Creía, inocente, que se me daban bien las matemáticas. Nada más lejos, no se me dan bien; las matemáticas son muy complejas (la filosofía también). Lo que se me da bien, siempre que se trate de cantidades asequibles, son las cuatro reglas, suma, resta, etcétera, y, muy importante, la regla de tres. Con esas cuatro –más una cinco– reglas puede uno manejarse por la vida, o eso me dice la experiencia. Jamás me he encontrado en una situación práctica, incluida una declaración de la renta hecha a pelo, que requiriera una ecuación de segundo grado; ni de primero, diría. La regla de tres la trabajo mucho, me atrevo a recomendar su uso como ejercicio para mantener la mente afilada.

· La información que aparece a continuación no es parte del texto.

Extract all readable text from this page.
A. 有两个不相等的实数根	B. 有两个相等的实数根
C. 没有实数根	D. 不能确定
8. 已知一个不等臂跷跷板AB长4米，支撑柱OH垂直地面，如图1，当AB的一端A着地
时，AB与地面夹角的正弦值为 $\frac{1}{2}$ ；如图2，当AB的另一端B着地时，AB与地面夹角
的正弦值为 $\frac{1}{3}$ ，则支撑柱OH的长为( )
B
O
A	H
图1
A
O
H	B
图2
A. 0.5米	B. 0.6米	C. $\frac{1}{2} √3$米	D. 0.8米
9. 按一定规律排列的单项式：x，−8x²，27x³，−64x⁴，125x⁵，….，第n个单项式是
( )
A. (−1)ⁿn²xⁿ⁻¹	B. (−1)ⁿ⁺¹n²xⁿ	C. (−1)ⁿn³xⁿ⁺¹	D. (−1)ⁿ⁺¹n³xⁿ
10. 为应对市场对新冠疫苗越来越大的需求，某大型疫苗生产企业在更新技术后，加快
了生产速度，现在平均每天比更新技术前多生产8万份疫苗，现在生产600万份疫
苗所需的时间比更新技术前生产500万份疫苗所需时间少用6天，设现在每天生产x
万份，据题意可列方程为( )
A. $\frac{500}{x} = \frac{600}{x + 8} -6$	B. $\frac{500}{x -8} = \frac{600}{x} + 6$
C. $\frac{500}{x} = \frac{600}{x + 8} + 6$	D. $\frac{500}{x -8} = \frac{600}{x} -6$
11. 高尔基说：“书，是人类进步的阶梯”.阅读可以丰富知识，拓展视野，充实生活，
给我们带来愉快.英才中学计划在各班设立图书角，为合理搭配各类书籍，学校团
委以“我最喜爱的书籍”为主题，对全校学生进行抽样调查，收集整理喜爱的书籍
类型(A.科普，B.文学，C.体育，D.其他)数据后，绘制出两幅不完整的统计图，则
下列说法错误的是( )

Dice uno que el estado natural del tiempo es el pasado, ya que es en lo que se convierte nada más nacer. Cierto, si suponemos que el futuro no existe. En cualquier caso somos seres en el tiempo; no fuimos, somos y lo más seguro es que no seremos. Una cuestión previa sería determinar cuál es la diferencia entre vivir y no vivir; el clásico ser o no ser. En términos absolutos comparando el tiempo de una vida con todo el tiempo del mundo, con la eternidad, aquella diferencia es despreciable, es casi cero. Sin embargo, si recurrimos a las matemáticas desde otro ángulo, si dividimos el tiempo de una vida entre el tiempo de una no-vida el resultado es infinito. Una vida lo es todo.
Pero, ¿qué pasa cuando la vida se acaba? ¿Hay en ese caso alguna diferencia entre haber sido y no haber sido? Aquí se complica el cálculo, ya que el concepto “haber sido” resulta de lo más huidizo, y es cuando echo de menos una mayor solvencia matemática. Una vida es un cometa que pasa veloz y deja un rastro. Ese vestigio es una anomalía en el tiempo y es efímero, se va difuminando hasta que se desvanece por completo. Alguien debería, partiendo de las variables que atañen a la vida de un ser humano, confeccionar un algoritmo que permita concretar caso a caso cuál es la diferencia entre haber vivido y no haber existido nunca.